Mark Wagner: My name is Mark Wagner. I'm in my 10th year here at Red Hat. My degree, from when I started many years ago, was hardware. I switched to software. I got the bug to do performance work when I saw the performance improvements I could make in software, in how things ran.
Here at Red Hat, I've worked on everything from the kernel up through OpenShift and OpenStack at all the layers. My most recent assignment is in the blockchain area.
Gordon: A lot of people probably associate blockchain with Bitcoin. What is blockchain, really?
Mark: Blockchain itself is a technology where things are distributed. I like to think of it more as a distributed database at a really high level. Bitcoin is a particular implementation of it, but in general, blockchain ‑‑ and there's also a thing called distributed ledgers ‑‑ they're fairly similar in concept, but the blockchain itself is more for straight financial things like Bitcoin.
Distributed ledgers are coming up a lot more in their uses across many different vertical markets, such as healthcare, asset tracking, IoT, and of course the financial markets, commodity trading, things like that.
Gordon: As we've really seen over the last, I don't know, year or two years, there's still a lot of shaking out going on in terms of exactly what the use case is here, which of course makes the job for people like you harder when you don't know what the ultimate objectives necessarily are.
Mark: Yes. It's shaking out in terms of both new verticals are being added, as well as there's multiple implementations going on right now, in a sense competing, but they're designed at different verticals in many cases, so that, in a true sense, not really competing, per se.
Gordon: Now you're working in Hyperledger. Introduce Hyperledger.
Mark: Hyperledger is a project in the Linux Foundation to bring open source distributed ledgers out into the world. I've been involved in it since December of 2016. Red Hat's been a member for two years.

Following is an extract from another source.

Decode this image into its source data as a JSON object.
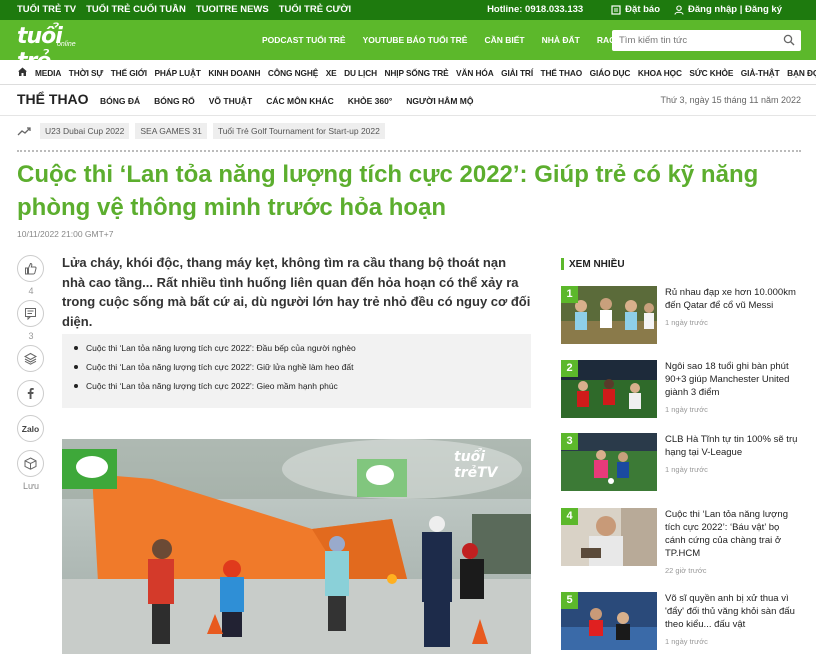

One of the things in Hyperledger, there are multiple projects within Hyperledger. The two main ones that people know are Fabric from IBM, Sawtooth from Intel. There's a bunch of smaller projects as well to complement these technologies.
Both Fabric and Sawtooth are distributed ledger implementations with different consensus models and things like that, and getting to the point where they can do pluggable consensus models.
One of the things that no one was doing at Hyperledger, and where I felt I could help across all the projects, is performance and scalability. People see out in the world that the Bitcoin and Ethereum stuff is not scaling. When it hits scale issues, things go poorly.
I proposed in April that we have a Performance and Scale Working Group to go off, investigate this, and come up with some tests and ways to measure. It passed unanimously, but the scope was actually expanded from what I proposed, and they don't want it to just focus on Hyperledger but to focus industry‑wide.
Since that time, I've been in touch with the Enterprise Ethereum Association, with the person leading their performance and scale work. In principle, we've agreed to work together.
Gordon: I'm interested in some of the specific things that you've found in this performance and scale work. Maybe before we go into detail there, at a high level, where do you see the scalability and performance challenges with blockchain and distributed ledgers?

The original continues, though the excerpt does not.